PolyGuardPrompts (external, out-of-distribution benchmark)

Model Size F1
PolyGuard Smol 0.5B 83.8
PolyGuard Ministral 8B 86.0
PolyGuard-Qwen 7B 87.1
HaloGuard 1.0 (ours) 0.8B 86.1
HaloGuard 1.0 (ours) 4B 88.0

On this independent, out-of-distribution multilingual benchmark, HaloGuard 1.0-0.8B is competitive with much larger open baselines (PolyGuard Ministral 8B, PolyGuard-Qwen 7B) despite using a fraction of the parameters.

Intended Use & Deployment

User Prompt → HaloGuard 1.0 (Input Guard) → Gating / Routing → Downstream LLM / Agent

HaloGuard provides the signal; the application decides the enforcement action — allow, block, route to a larger model, request clarification, log for telemetry, or escalate to human review. Because policies differ across consumer, enterprise, research, and regulated deployments, HaloGuard emits calibrated per-category scores rather than hardcoding a single universal rule.

In scope: direct unsafe prompts, policy-boundary prompts (educational / legal / journalistic / clinical / defensive-security framings), adversarially transformed prompts (roleplay, encodings, payload splitting), and multilingual prompts.

Limitations

  • Input-only.
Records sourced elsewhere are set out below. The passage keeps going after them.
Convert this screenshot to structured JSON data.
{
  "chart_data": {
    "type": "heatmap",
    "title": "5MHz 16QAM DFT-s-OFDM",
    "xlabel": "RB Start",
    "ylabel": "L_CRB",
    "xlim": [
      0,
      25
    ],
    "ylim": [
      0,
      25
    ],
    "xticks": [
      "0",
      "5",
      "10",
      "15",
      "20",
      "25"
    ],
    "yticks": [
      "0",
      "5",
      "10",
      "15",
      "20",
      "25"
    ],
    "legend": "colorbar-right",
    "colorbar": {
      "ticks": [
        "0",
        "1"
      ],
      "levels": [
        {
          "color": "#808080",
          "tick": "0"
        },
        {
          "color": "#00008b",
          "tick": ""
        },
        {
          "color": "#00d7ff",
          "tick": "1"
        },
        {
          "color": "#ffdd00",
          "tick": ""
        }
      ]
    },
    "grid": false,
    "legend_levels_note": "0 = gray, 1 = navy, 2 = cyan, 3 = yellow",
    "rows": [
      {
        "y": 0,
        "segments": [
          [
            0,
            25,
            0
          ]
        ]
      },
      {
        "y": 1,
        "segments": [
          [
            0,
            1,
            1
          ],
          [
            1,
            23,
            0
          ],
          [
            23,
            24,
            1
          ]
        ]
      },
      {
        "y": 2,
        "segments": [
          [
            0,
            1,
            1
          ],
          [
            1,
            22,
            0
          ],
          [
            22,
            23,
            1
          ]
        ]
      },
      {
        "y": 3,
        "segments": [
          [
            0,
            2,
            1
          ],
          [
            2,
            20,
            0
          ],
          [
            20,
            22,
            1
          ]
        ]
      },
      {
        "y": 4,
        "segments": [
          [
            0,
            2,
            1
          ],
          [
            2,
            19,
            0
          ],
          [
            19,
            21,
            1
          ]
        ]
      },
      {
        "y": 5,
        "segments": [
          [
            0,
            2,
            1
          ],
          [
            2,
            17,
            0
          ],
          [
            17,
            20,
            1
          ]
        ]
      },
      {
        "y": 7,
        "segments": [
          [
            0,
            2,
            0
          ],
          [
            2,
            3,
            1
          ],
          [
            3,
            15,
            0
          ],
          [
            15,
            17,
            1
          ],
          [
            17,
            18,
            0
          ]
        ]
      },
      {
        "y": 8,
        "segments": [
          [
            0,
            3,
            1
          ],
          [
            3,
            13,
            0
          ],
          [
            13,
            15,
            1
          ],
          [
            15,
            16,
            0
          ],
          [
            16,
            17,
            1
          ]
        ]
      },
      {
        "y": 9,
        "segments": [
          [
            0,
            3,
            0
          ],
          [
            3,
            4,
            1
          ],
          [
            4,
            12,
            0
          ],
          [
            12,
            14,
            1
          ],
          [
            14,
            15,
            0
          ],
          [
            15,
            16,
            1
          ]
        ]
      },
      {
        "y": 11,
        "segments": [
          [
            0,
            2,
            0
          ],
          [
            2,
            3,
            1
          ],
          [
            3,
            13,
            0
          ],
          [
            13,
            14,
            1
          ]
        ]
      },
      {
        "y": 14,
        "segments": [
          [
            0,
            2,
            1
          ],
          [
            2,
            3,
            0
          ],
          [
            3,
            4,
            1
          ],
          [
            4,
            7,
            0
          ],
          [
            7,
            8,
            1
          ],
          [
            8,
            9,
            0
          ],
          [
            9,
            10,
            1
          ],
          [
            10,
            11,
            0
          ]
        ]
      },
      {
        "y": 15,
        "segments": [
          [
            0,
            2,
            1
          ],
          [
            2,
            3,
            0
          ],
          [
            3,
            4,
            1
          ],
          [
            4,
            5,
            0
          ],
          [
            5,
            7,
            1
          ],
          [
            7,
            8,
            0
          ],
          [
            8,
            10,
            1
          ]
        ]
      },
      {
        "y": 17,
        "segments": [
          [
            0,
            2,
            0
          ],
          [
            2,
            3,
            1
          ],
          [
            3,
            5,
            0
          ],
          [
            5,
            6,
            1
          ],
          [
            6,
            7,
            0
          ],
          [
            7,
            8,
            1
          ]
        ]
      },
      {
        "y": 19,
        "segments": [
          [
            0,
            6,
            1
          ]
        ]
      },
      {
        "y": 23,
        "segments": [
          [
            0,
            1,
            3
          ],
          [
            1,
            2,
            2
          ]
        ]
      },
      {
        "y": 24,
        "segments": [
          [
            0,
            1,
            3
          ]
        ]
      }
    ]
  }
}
Does not read responses, monitor streaming output, or enforce actions. A harmful completion can still arise from a passed prompt, and a safe prompt can turn unsafe once combined with tool output, retrieved documents, or multi-turn context. Pair it with output moderation and runtime controls.
  • Not agentic-safe. Does not reason over execution traces, inspect tool calls, enforce permissions, sandbox actions, or protect secrets. Indirect prompt injection via retrieved documents/tool outputs requires separate layers.
  • Multilingual over-refusal is uneven. Indic and Southeast Asian language groups run substantially higher FPR (68.5 and 62.7) than the multilingual macro average (23.9), even though missed-harm rate (FNR) stays low and consistent across all groups. Every translated record is monolingual, so code-switched / Hinglish / Taglish payloads are only partly covered.
  • Ambient toxicity out of scope. HaloGuard classifies requests for harmful assistance, not stand-alone toxic utterances (insults, slurs, identity attacks). A message like "fuck you, you piece of garbage" contains no actionable request and scores near-safe by design; RTP-LX-style toxicity is a planned future release.
  • Threshold tuning matters. The default 0.65 unsafe threshold is a starting point; calibrate per deployment using tier_probs.

Citation

@techreport{sangameswaran2026haloguard,
  title        = {HaloGuard 1.0: An Open-Weights Constitutional Classifier for Multilingual AI Safety},
  author       = {Sangameswaran, Navaneeth and S, Preetham and Lenin, Ashmiya},
  institution  = {Astroware AI},
  year         = {2026},
  type         = {Technical Report},
  url          = {https://huggingface.co/astroware/HaloGuard-0.8B}
}

License

Released under Apache-2.0. HaloGuard is a safety tool and one layer in a defense-in-depth stack — it does not guarantee safety on its own and should be deployed alongside output moderation, tool permissioning, rate limiting, logging, and human escalation.